I think the only real problem keeping you from using the more modern `Quantities`

framework is the fact that `Integrate(a0, t, t)`

and `a0 Integrate(1, t, t)`

are not equivalent if one or more accelerations in `a0`

are zero. In the first case we get `{0 m/s^2, -4.9 t^2 m/s^2}`

and in the second case we get `{t^2 (0 m/s^2), t^2 (-4.9 m/s^2)}`

. Since we’re integrating constants, we can pull the constants out of the integral and put them in front. I’ve done it for both `v0`

and `a0`

, though it was only absolutely necessary for `a0`

. Unfortunately, because of the way the replacement works, Mathematica will print a warning that m/s and m are incompatible units, *then* the substitution happens and it realizes the units are fine.

```
vectorDirection(vec_) := ArcTan(vec((2))/vec((1)))*180/(Pi)
r0 = Quantity({0, 0}, "Meters");
s0 = Quantity(37, "Meters"/"Seconds");
v0 = AngleVector(s0, 53.1 Degree)
a0 = Quantity({0, -9.8}, "Meters"/"Seconds"^2);
r0 + v0 Integrate(1, t) + a0 Integrate(1, t, t) /.
t -> Quantity(2, "Seconds")
{Norm(
v0 + a0 Integrate(1, t) /. t -> Quantity(2, "Seconds")),
vectorDirection(
v0 + a0 Integrate(1, t) /. t -> Quantity(2, "Seconds"))}
r1 = {x, y};
v1 = {v1x, Quantity(0, ("Meters")/("Seconds"))};
Solve({r1 == r0 + v0 Integrate(1, t) + a0 Integrate(1, t, t),
v1 == v0 + a0 Integrate(1, t)}, {x, y, t, v1x})
r1 = {x, Quantity(0, "Meters")};
v1 = {v1x, v1y};
Last@Solve({r1 == r0 + v0 Integrate(1, t) + a0 Integrate(1, t, t),
v1 == v0 + a0 Integrate(1, t)}, {x, t, v1x, v1y})
```

Of course all the quantities and integrals can be entered in the more traditional format when using Mathematica, but it doesn’t translate well to StackExchange.
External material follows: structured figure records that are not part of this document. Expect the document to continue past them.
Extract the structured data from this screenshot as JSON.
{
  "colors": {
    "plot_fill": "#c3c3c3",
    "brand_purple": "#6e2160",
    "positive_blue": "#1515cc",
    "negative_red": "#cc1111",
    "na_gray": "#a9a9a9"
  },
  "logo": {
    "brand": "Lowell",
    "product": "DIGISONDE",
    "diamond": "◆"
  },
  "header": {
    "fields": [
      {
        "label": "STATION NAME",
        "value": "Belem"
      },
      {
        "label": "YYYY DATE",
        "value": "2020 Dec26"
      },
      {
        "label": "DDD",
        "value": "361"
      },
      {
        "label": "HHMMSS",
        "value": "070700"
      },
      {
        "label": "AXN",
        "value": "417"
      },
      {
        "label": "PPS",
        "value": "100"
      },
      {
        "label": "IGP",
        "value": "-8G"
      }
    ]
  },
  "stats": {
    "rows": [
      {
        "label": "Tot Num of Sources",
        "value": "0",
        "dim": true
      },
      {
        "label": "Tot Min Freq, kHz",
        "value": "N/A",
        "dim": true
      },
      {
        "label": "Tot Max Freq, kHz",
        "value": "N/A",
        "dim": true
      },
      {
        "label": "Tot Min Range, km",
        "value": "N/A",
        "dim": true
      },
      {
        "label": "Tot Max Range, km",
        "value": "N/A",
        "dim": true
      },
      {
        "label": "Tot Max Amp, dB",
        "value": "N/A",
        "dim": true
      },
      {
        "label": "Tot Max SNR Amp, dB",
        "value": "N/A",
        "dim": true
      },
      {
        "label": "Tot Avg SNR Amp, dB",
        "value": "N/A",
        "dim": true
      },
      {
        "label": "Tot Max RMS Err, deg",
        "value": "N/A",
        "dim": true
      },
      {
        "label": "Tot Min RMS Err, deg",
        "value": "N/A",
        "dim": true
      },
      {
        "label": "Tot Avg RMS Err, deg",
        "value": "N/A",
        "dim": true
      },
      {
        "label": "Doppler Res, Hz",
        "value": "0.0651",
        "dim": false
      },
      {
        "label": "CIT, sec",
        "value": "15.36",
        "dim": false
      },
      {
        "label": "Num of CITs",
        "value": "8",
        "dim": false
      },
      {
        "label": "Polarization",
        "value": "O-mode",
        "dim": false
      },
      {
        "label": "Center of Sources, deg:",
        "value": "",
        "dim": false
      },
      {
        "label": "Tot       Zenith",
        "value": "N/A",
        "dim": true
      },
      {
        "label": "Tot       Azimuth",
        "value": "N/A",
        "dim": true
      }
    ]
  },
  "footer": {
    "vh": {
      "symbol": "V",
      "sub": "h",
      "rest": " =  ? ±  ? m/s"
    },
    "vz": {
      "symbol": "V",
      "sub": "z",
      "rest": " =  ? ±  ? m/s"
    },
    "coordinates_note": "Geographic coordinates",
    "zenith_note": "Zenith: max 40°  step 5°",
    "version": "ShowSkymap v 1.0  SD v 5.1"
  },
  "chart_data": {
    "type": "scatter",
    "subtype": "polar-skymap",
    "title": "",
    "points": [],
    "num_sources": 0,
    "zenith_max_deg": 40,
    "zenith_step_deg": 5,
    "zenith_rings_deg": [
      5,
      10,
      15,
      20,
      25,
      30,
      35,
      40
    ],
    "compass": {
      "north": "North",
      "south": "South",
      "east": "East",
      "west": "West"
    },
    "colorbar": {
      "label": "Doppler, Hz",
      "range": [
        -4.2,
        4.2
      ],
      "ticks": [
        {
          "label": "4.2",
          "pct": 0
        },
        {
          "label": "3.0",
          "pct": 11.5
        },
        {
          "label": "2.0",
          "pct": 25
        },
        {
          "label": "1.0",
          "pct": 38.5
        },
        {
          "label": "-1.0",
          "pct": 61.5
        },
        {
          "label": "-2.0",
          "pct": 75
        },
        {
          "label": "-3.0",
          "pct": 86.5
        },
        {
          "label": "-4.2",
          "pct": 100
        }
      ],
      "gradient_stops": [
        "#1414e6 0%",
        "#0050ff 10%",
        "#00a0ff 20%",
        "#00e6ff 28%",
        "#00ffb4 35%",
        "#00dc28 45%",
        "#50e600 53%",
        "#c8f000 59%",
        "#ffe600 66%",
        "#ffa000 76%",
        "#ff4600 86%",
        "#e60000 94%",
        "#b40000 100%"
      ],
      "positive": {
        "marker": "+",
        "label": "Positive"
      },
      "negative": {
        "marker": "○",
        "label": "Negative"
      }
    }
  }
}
I do think it’s a bit strange to carry around all these integrals and repeatedly solve the same equations over and over. My usual process would be to solve the integral once, if possible, and then be done with it. Perhaps you have a reason you want to keep the integrals, but I think it’s cleaner without. With the initial values defined as above:

```
pos = Integrate(a, t, t, GeneratedParameters -> C) /. {C(1) -> r0, C(2) -> v0, a -> a0}
pos /. t -> Quantity(2, "Seconds")
{Norm(#), vectorDirection(#)} &@(D(pos, t) /.
t -> Quantity(2, "Seconds"))
Solve({{x, y} == pos, {v1x, Quantity(0, ("Meters")/("Seconds"))} ==
D(pos, t)}, {x, y, t, v1x})
Last@Solve({{x, Quantity(0, "Meters")} == pos, {v1x, v1y} ==
D(pos, t)}, {x, t, v1x, v1y})
```

If we were using the derivative of the position a lot, we could also just define a new equation like `vel = D(pos, t)`

. I also switched the definition of position here. From a physics perspective, I don’t think the original definition is quite right. It gets the same answer, but a double indefinite integral should have two unknowns (initial velocity and initial position, here). When using the double integral, we’re really solving the differential equation `r''(t) == a`

and integrating both sides twice to get `r(t) = 1/2 a t^2 + v0 t + r0`

, so we don’t need the definition to contain 3 separate parts.